New York, NY
Kommerce is presenting a new editorial-style brand narrative centered on founder and creative director COCO, whose personal history ties together New York skate culture, graffiti, and a long-running study of Japanese Streetwear.
According to the brand, COCO’s earliest creative identity was shaped in New York City, where feeling like an outsider led him toward skateboarding and graffiti culture. In the Kommerce telling, that path began with “ollies and kick flips” and eventually expanded into sketchbooks, spray paint, and a deeper relationship with visual self-expression.
That transition also became the starting point for a broader fascination with streetwear. In the founder’s account, one early turning point came through a gifted 10.Deep jacket and The Hundreds shirt, which changed how he thought about clothing, self-presentation, and the role style can play in community and identity.

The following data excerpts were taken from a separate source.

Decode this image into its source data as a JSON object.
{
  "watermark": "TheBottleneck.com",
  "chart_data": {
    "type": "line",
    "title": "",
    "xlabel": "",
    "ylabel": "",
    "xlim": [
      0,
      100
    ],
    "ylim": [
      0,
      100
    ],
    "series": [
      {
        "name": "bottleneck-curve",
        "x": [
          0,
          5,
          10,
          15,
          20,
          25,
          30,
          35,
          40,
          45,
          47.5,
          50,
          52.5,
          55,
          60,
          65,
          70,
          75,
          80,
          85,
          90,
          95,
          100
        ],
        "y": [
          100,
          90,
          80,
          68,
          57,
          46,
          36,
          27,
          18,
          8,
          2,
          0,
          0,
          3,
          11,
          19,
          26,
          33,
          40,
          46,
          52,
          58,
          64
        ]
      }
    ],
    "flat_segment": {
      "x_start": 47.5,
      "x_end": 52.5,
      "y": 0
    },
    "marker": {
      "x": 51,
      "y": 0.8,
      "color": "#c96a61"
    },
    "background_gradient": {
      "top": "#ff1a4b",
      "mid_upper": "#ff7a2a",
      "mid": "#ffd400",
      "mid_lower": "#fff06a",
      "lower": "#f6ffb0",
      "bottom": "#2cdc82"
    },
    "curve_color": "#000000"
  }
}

“What started off as ollies and kick flips led me to spray paint and sketchbooks,” said COCO, founder and creative director of Kommerce. “My intro into the world was with a 10 Deep jacket and a Hundreds shirt that a friend gave me because, in his words, ‘I couldn’t be out here riding around in a Hanes tee.’ Little did I know at the time he was right. I fell in love with the way it made me feel and the things it brought me.”
The company says that early exposure to New York street culture eventually pushed the founder beyond domestic labels and toward Japanese fashion. Over time, Kommerce says COCO became increasingly focused on the clothing, storytelling, and construction standards of Japanese brands, studying both the garments themselves and the craft ethos behind them.
That shift reflects a larger place Japanese street fashion has held in global style history. Public fashion coverage has long pointed to Japanese streetwear as one of the most influential youth-fashion ecosystems in the world, especially through the development of Harajuku, Ura-Harajuku, and the graphic and silhouette experimentation that followed in the 1990s and 2000s.
“I went beyond them and turned my eye toward the east and fell in love with the Japanese brands, their clothes, their stories, and their dedication to their craft,” COCO said. “That led me to want to be my own designer.”
Kommerce says the founder’s first experiments were modest and hands-on: printed tees, customized jeans with patches, and jackets painted by hand. Those early one-off pieces, the company says, became a practical design education and an informal way to test whether a personal visual language could resonate with other people.
“It started with a few tees I printed, a couple of jeans I’d add patches to, or a jacket I’d paint on,” COCO said. “Once people started asking, ‘Where’d you get that from?’ and I made that first sale, it clicked that I could do this for the rest of my life.”
The brand positions that moment as the first clear sign that Kommerce could become more than a side practice. But the founder also describes a longer interruption between that realization and the present, citing work, bills, and the demands of adult life as forces that temporarily redirected his attention.
“Life, bills, and everything in between swept me up and I deviated,” COCO said. “But I silently kept creating. Now I’m here to chase my dreams.”
Kommerce says that history now informs the label’s design perspective: a mix of New York graffiti energy, skate-adjacent Americana, and references to Japanese Streetwear, filtered through a personal archive of 90s Fashion and early-2000s cultural memory. The company notes that COCO still draws inspiration from the 1990s and early 2000s looks he saw as a kid, and from the visual atmosphere of the neighborhoods and subcultures that shaped him. In that framework, a garment such as a graffiti zip hoodie is treated less as merchandise than as a continuation of notebook sketches, patched denim, and hand-painted outerwear.
Rather than presenting the brand as a trend response, Kommerce describes its current direction as the continuation of a longer process: a founder’s move from outsider to observer, from observer to maker, and from maker to creative director. The company says that ongoing thread remains visible across its graphics, silhouettes, and broader interest in the histories of fashion, graffiti, and youth culture.
About Kommerce
Kommerce is a New York-based brand whose visual identity draws on graffiti, skate culture, Americana, and Japanese streetwear research. The label’s work is informed by the founder’s long-term interest in design, customization, and youth-culture history.